Others are: to expand broadband access to more localities, to ensure optimal input costs for infrastructure to service providers and affordability for consumers, to ensure open non-discriminatory access to broadband infrastructure for all service providers and to expand broadband penetration across the country using different access technologies as appropriate.


Targets of NBP

Speaking on set targets,  Juwah noted that the NCC has set a target to achieve the following amongst others during the 5-year Broadband implementation plan: facilitating the provision of a resilient broadband infrastructure across the country, license seven (7) Infrastructure Companies (InfraCos) to rollout metropolitan fibre across the country and auction available slots in the 2.3GHz, 2.6GHz and 700MHz band for wireless broadband access.

Also,  implement cost based pricing model and price caps for leased transmission capacity to drive affordability, implement open non-discriminatory access to broadband infrastructure for all service providers and open new high capacity spectrum bands for licensing (for example the 70/80GHz).

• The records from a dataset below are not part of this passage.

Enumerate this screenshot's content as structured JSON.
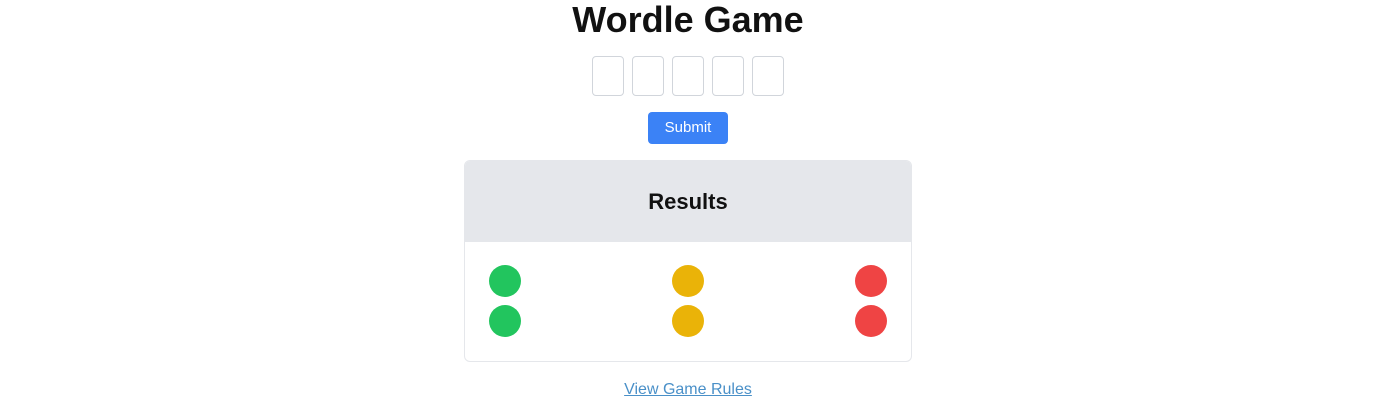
{
  "header": {
    "title": "Wordle Game"
  },
  "guess": {
    "letters": [
      "",
      "",
      "",
      "",
      ""
    ]
  },
  "submit": {
    "label": "Submit"
  },
  "results": {
    "title": "Results",
    "colors": {
      "correct": "#22c55e",
      "present": "#eab308",
      "absent": "#ef4444"
    },
    "rows": [
      [
        "correct",
        "present",
        "absent"
      ],
      [
        "correct",
        "present",
        "absent"
      ]
    ]
  },
  "footer": {
    "rules_link": "View Game Rules"
  },
  "theme": {
    "accent": "#3b82f6",
    "link": "#4a90c8"
  }
}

Others are: Interconnect all Internet Exchange Points (IXPs) in Nigeria with fibre optic cable transmission, provide incentives to drive the rollout of broadband infrastructure and increase wireless broadband access across the country.

The EVC noted that the following progress have been made in the NBP. They are: Open access broadband infrastructure framework concluded and under implementation, Two (2) InfraCos have been licensed for Lagos and North Central Zones to drive the rollout of metropolitan fibre in these zones and additional submarine cables from WACS and ACE in operation thus further increasing the Bandwidth at our shores.

Also,  3G wireless broadband service has been launched in over 500 towns and cities across the country from less than 20 towns before 2010, over 30,000km intercity fibre laid from about 22,000km and over 83million internet subscriptions as at February 2015 from less than 15million in 2010 among others.